„Korn, das in die Erde, in den Tod versinkt, Keim, der aus dem Acker, in den Morgen dringt…“ Der Beginn dieses beliebten Passionsliedes mit einem Text aus dem 20. Jahrhundert nimmt eine biblische Metapher auf. Schon im ersten Brief des Paulus an die Gemeinde in Korinth und im Evangelium nach Johannes wird das Bild des sterbenden und fruchtbringenden Weizenkorns genutzt, um den frühen Christ:innen das scheinbar unbegreifliche Geschehen der Auferstehung zu veranschaulichen. Während im Kontext von Joh 12,24 Jesus über den Menschensohn spricht, vermittelt Paulus den Korinther:innen in 1Kor 15,36-38 ein Bild für die Auferstehungshoffnung der Christusgläubigen. Dass dabei ein Bezug zur Landwirtschaft hergestellt wird, verwundert nicht, wenn man bedenkt, wie vertraut diese Vorgänge den Menschen in biblischer Zeit aus ihrem Alltag waren. So begegnen Bilder vom Pflanzenwachstum aus einem Samenkorn auch an anderer Stelle im Neuen Testament, wenn zum Beispiel Aussagen über das Reich Gottes getroffen werden (z.B. Mk 4,26-29).
Die Suche nach Bildern, Metaphern und Vergleichen für das, was in der Auferstehung geschieht, bewegt Christ:innen somit bereits seit dem Osterereignis.

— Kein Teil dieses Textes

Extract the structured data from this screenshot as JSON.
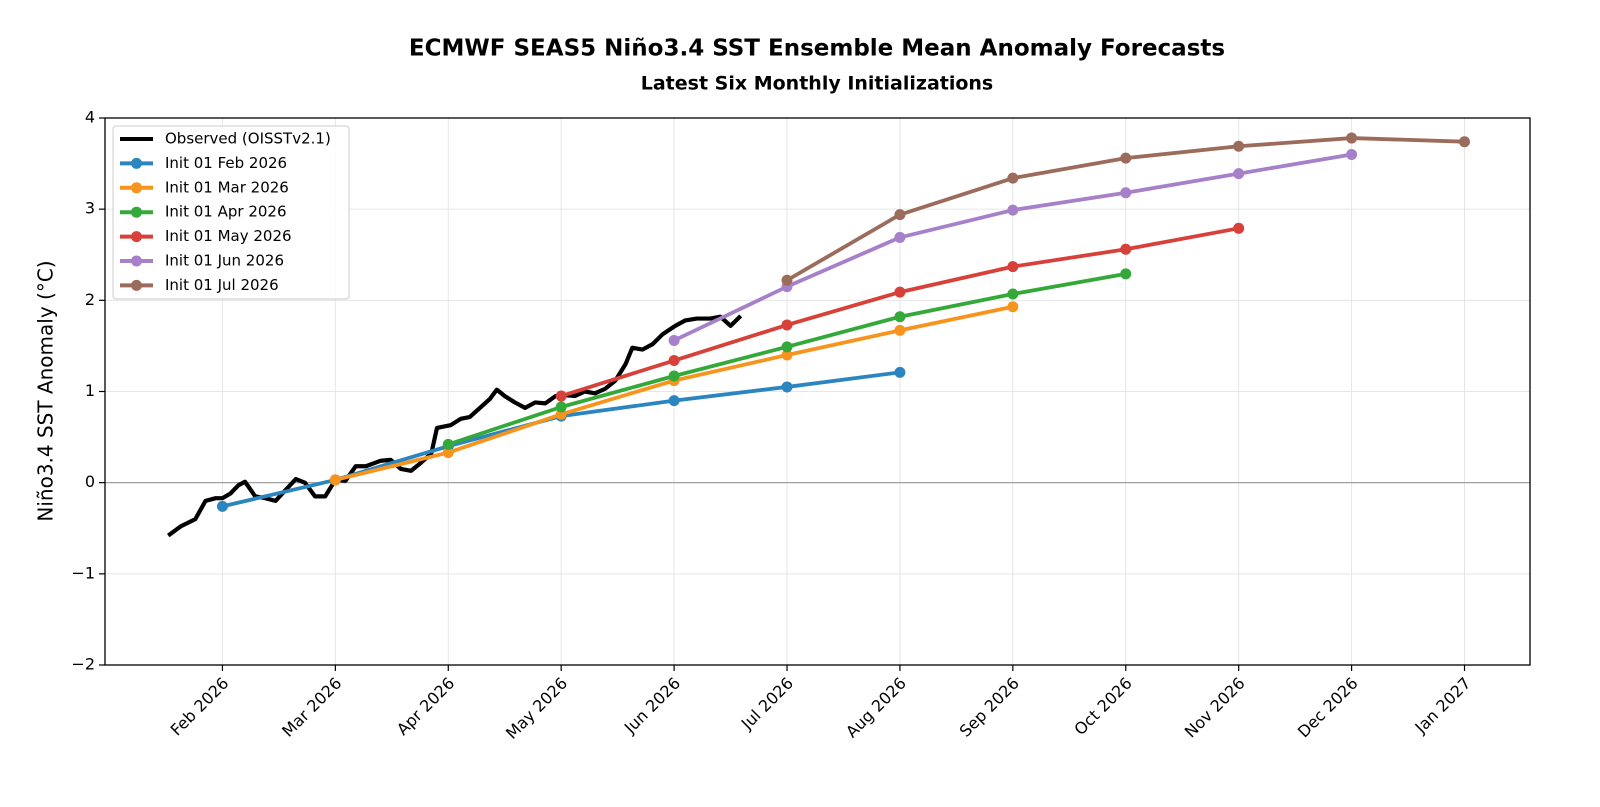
{
  "chart_data": {
    "type": "line",
    "title": "ECMWF SEAS5 Niño3.4 SST Ensemble Mean Anomaly Forecasts",
    "subtitle": "Latest Six Monthly Initializations",
    "y_label": "Niño3.4 SST Anomaly (°C)",
    "xlim": [
      0.96,
      13.58
    ],
    "xticks": [
      {
        "value": 2,
        "label": "Feb 2026"
      },
      {
        "value": 3,
        "label": "Mar 2026"
      },
      {
        "value": 4,
        "label": "Apr 2026"
      },
      {
        "value": 5,
        "label": "May 2026"
      },
      {
        "value": 6,
        "label": "Jun 2026"
      },
      {
        "value": 7,
        "label": "Jul 2026"
      },
      {
        "value": 8,
        "label": "Aug 2026"
      },
      {
        "value": 9,
        "label": "Sep 2026"
      },
      {
        "value": 10,
        "label": "Oct 2026"
      },
      {
        "value": 11,
        "label": "Nov 2026"
      },
      {
        "value": 12,
        "label": "Dec 2026"
      },
      {
        "value": 13,
        "label": "Jan 2027"
      }
    ],
    "ylim": [
      -2,
      4
    ],
    "yticks": [
      {
        "value": -2,
        "label": "−2"
      },
      {
        "value": -1,
        "label": "−1"
      },
      0,
      1,
      2,
      3,
      4
    ],
    "grid": true,
    "legend": "upper left",
    "series": [
      {
        "name": "Observed (OISSTv2.1)",
        "color": "#000000",
        "markers": false,
        "x": [
          1.52,
          1.63,
          1.76,
          1.85,
          1.94,
          2.0,
          2.07,
          2.14,
          2.2,
          2.29,
          2.38,
          2.47,
          2.56,
          2.65,
          2.73,
          2.82,
          2.91,
          3.0,
          3.09,
          3.18,
          3.27,
          3.4,
          3.49,
          3.58,
          3.67,
          3.76,
          3.85,
          3.9,
          4.02,
          4.11,
          4.19,
          4.28,
          4.37,
          4.43,
          4.5,
          4.59,
          4.68,
          4.77,
          4.86,
          4.95,
          5.04,
          5.12,
          5.21,
          5.3,
          5.39,
          5.48,
          5.57,
          5.63,
          5.72,
          5.81,
          5.9,
          6.01,
          6.1,
          6.2,
          6.32,
          6.41,
          6.5,
          6.59
        ],
        "values": [
          -0.58,
          -0.48,
          -0.4,
          -0.2,
          -0.17,
          -0.17,
          -0.12,
          -0.03,
          0.01,
          -0.15,
          -0.17,
          -0.2,
          -0.08,
          0.04,
          0.0,
          -0.15,
          -0.15,
          0.03,
          0.02,
          0.18,
          0.18,
          0.24,
          0.25,
          0.15,
          0.13,
          0.22,
          0.32,
          0.6,
          0.63,
          0.7,
          0.72,
          0.82,
          0.92,
          1.02,
          0.95,
          0.88,
          0.82,
          0.88,
          0.87,
          0.95,
          0.96,
          0.95,
          1.0,
          0.98,
          1.03,
          1.12,
          1.3,
          1.48,
          1.46,
          1.52,
          1.63,
          1.72,
          1.78,
          1.8,
          1.8,
          1.82,
          1.72,
          1.83
        ]
      },
      {
        "name": "Init 01 Feb 2026",
        "color": "#2b86c0",
        "markers": true,
        "x": [
          2,
          3,
          4,
          5,
          6,
          7,
          8
        ],
        "values": [
          -0.26,
          0.03,
          0.4,
          0.73,
          0.9,
          1.05,
          1.21
        ]
      },
      {
        "name": "Init 01 Mar 2026",
        "color": "#f7941d",
        "markers": true,
        "x": [
          3,
          4,
          5,
          6,
          7,
          8,
          9
        ],
        "values": [
          0.03,
          0.33,
          0.75,
          1.12,
          1.4,
          1.67,
          1.93
        ]
      },
      {
        "name": "Init 01 Apr 2026",
        "color": "#35a83a",
        "markers": true,
        "x": [
          4,
          5,
          6,
          7,
          8,
          9,
          10
        ],
        "values": [
          0.42,
          0.83,
          1.17,
          1.49,
          1.82,
          2.07,
          2.29
        ]
      },
      {
        "name": "Init 01 May 2026",
        "color": "#d8403a",
        "markers": true,
        "x": [
          5,
          6,
          7,
          8,
          9,
          10,
          11
        ],
        "values": [
          0.95,
          1.34,
          1.73,
          2.09,
          2.37,
          2.56,
          2.79
        ]
      },
      {
        "name": "Init 01 Jun 2026",
        "color": "#a680c8",
        "markers": true,
        "x": [
          6,
          7,
          8,
          9,
          10,
          11,
          12
        ],
        "values": [
          1.56,
          2.15,
          2.69,
          2.99,
          3.18,
          3.39,
          3.6
        ]
      },
      {
        "name": "Init 01 Jul 2026",
        "color": "#9b6b5b",
        "markers": true,
        "x": [
          7,
          8,
          9,
          10,
          11,
          12,
          13
        ],
        "values": [
          2.22,
          2.94,
          3.34,
          3.56,
          3.69,
          3.78,
          3.74
        ]
      }
    ]
  }
}
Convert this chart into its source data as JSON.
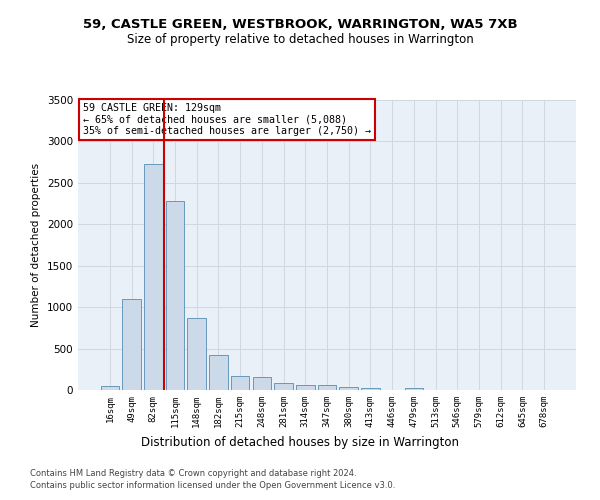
{
  "title1": "59, CASTLE GREEN, WESTBROOK, WARRINGTON, WA5 7XB",
  "title2": "Size of property relative to detached houses in Warrington",
  "xlabel": "Distribution of detached houses by size in Warrington",
  "ylabel": "Number of detached properties",
  "categories": [
    "16sqm",
    "49sqm",
    "82sqm",
    "115sqm",
    "148sqm",
    "182sqm",
    "215sqm",
    "248sqm",
    "281sqm",
    "314sqm",
    "347sqm",
    "380sqm",
    "413sqm",
    "446sqm",
    "479sqm",
    "513sqm",
    "546sqm",
    "579sqm",
    "612sqm",
    "645sqm",
    "678sqm"
  ],
  "values": [
    50,
    1100,
    2730,
    2280,
    875,
    420,
    165,
    160,
    90,
    60,
    55,
    35,
    30,
    5,
    20,
    0,
    0,
    0,
    0,
    0,
    0
  ],
  "bar_color": "#ccd9e8",
  "bar_edge_color": "#6699bb",
  "grid_color": "#d0d8e0",
  "bg_color": "#eaf0f8",
  "vline_color": "#cc0000",
  "annotation_text": "59 CASTLE GREEN: 129sqm\n← 65% of detached houses are smaller (5,088)\n35% of semi-detached houses are larger (2,750) →",
  "annotation_box_color": "white",
  "annotation_box_edge": "#cc0000",
  "ylim": [
    0,
    3500
  ],
  "yticks": [
    0,
    500,
    1000,
    1500,
    2000,
    2500,
    3000,
    3500
  ],
  "footnote1": "Contains HM Land Registry data © Crown copyright and database right 2024.",
  "footnote2": "Contains public sector information licensed under the Open Government Licence v3.0."
}
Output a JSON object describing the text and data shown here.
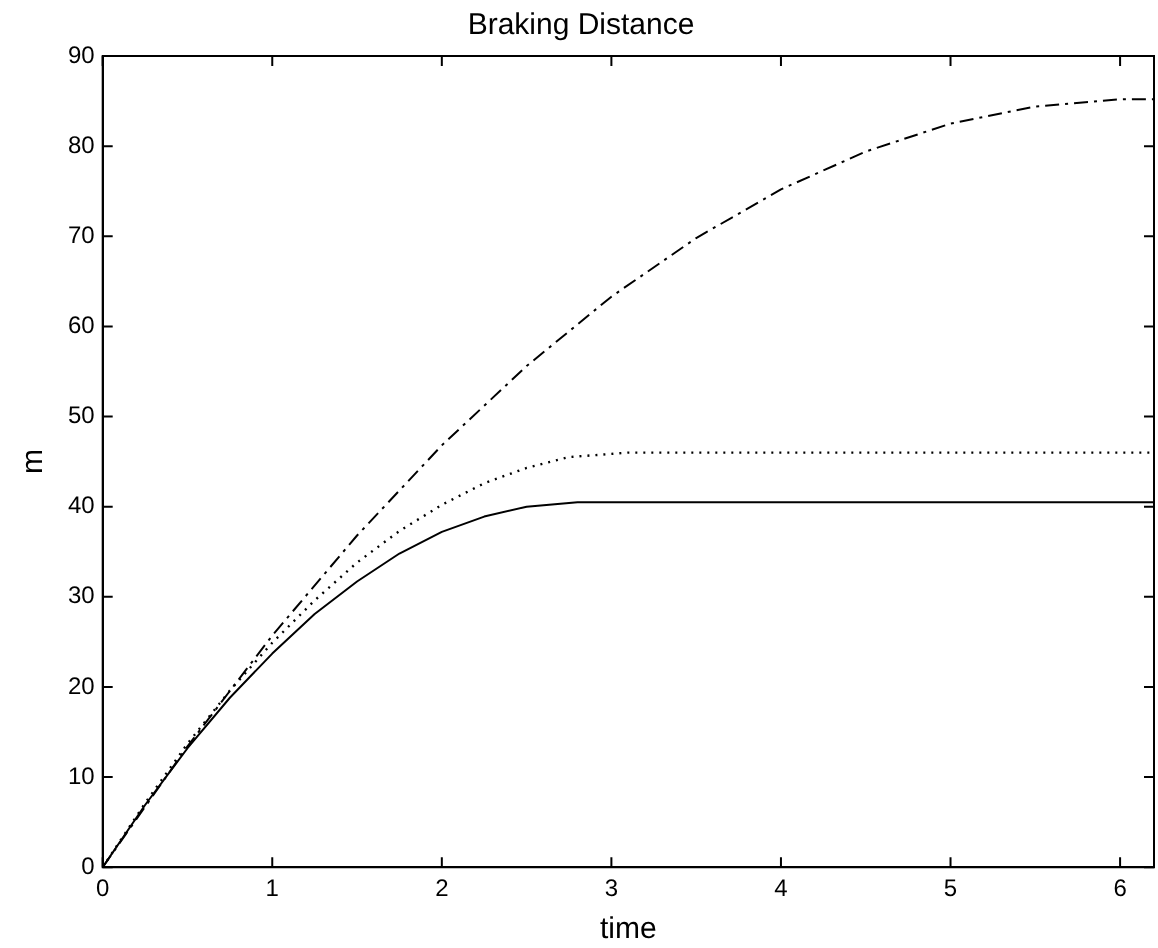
{
  "chart_data": {
    "type": "line",
    "title": "Braking Distance",
    "xlabel": "time",
    "ylabel": "m",
    "xlim": [
      0,
      6.2
    ],
    "xticks": [
      0,
      1,
      2,
      3,
      4,
      5,
      6
    ],
    "ylim": [
      0,
      90
    ],
    "yticks": [
      0,
      10,
      20,
      30,
      40,
      50,
      60,
      70,
      80,
      90
    ],
    "grid": false,
    "legend": false,
    "marker": "none",
    "series": [
      {
        "color": "#000000",
        "line_style": "solid",
        "x": [
          0,
          0.25,
          0.5,
          0.75,
          1,
          1.25,
          1.5,
          1.75,
          2,
          2.25,
          2.5,
          2.8,
          6.2
        ],
        "values": [
          0,
          6.9,
          13.2,
          18.8,
          23.7,
          28.1,
          31.7,
          34.8,
          37.2,
          38.9,
          40.0,
          40.5,
          40.5
        ]
      },
      {
        "color": "#000000",
        "line_style": "dotted",
        "x": [
          0,
          0.25,
          0.5,
          0.75,
          1,
          1.25,
          1.5,
          1.75,
          2,
          2.25,
          2.5,
          2.75,
          3.1,
          6.2
        ],
        "values": [
          0,
          7.1,
          13.7,
          19.6,
          24.9,
          29.6,
          33.8,
          37.3,
          40.2,
          42.6,
          44.3,
          45.5,
          46.0,
          46.0
        ]
      },
      {
        "color": "#000000",
        "line_style": "dashed",
        "x": [
          0,
          0.5,
          1,
          1.5,
          2,
          2.5,
          3,
          3.5,
          4,
          4.5,
          5,
          5.5,
          6,
          6.2
        ],
        "values": [
          0,
          13.4,
          25.7,
          36.8,
          46.8,
          55.6,
          63.3,
          69.8,
          75.2,
          79.4,
          82.5,
          84.4,
          85.2,
          85.2
        ]
      }
    ]
  }
}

Und auch heute fragen wir immer wieder: Wie können wir davon reden, dass aus dem Tod neues, unvergängliches Leben entsteht und sich in dem Sterben eines Einzelnen Hoffnung für Viele gründet? Gibt es neben der biblischen Metapher vom Weizenkorn noch weitere Bilder, die uns über eine gewisse Ähnlichkeit zumindest eine Annäherung an dieses außergewöhnliche Handeln Gottes erlauben?
Für wen heute angesichts der gegenüber biblischen Zeiten veränderten Lebensumstände die biblische Metapher vom Weizenkorn zu fremd erscheint, für den oder die könnte ein weiterer Bildgeber aus der Natur eventuell näher sein: das sogenannte Totholz in unseren heimischen Wäldern. Bei einer Lektüre in der Zeitschrift GEOkompakt über Wälder, in deren natürliche Abläufe der Mensch wenig oder gar nicht eingreift, stieß ich auf diese lebensspendende Ressource als Annäherung an die Auferstehung. Dass das abgestorbene, im Wald verbleibende Holz uns vormacht, was die christliche Theologie seit über zweitausend Jahren versucht in Worte zu fassen, wurde mir durch einen Beitrag zum deutschen Urwald von Gesa Gottschalk deutlich. Die Autorin schreibt darin: „Holz wieder zu Erde werden zu lassen erscheint auch als wirtschaftlicher Wahnsinn. Dabei macht nichts einen Wald so sehr aus wie das Sterben.“ (GEOkompakt 72, 2022, 69.) Den unberührten Wald bezeichnete sie abschließend als einen Ort „[w]o aus Sterben Leben wird.“ (ebd., 72.) Denn während der langsam ablaufenden Zersetzungsprozesse verhilft das tote Holz Samen zum Keimen und neuen Pflanzen zum Wachsen und wird so neu zur Lebensgrundlage. Darüber hinaus bietet es einen wertvollen Lebensraum für eine unglaubliche Artenvielfalt, angefangen bei Pilzen, Moosen und Flechten über Insekten, Vögel und Reptilien bis hin zu kleinen Säugetieren, und ist damit unerlässlich für ein intaktes Ökosystem (https://traunstein.bund-naturschutz.de/artenschutz/totholz).
Mit etwas Glück lassen sich die sprießenden, jungen Triebe auf abgestorbenen Baumstämmen auch beim nächsten Frühlings- oder Osterspaziergang beobachten und erinnern Sie vielleicht an das, was den frühen Christ:innen mit der Metapher des Weizenkorns vermittelt wurde. In diesem Sinne wünsche ich Ihnen eine frohe Feier der Auferstehung und erholsame Stunden in der Natur mit vielen grünenden Entdeckungen!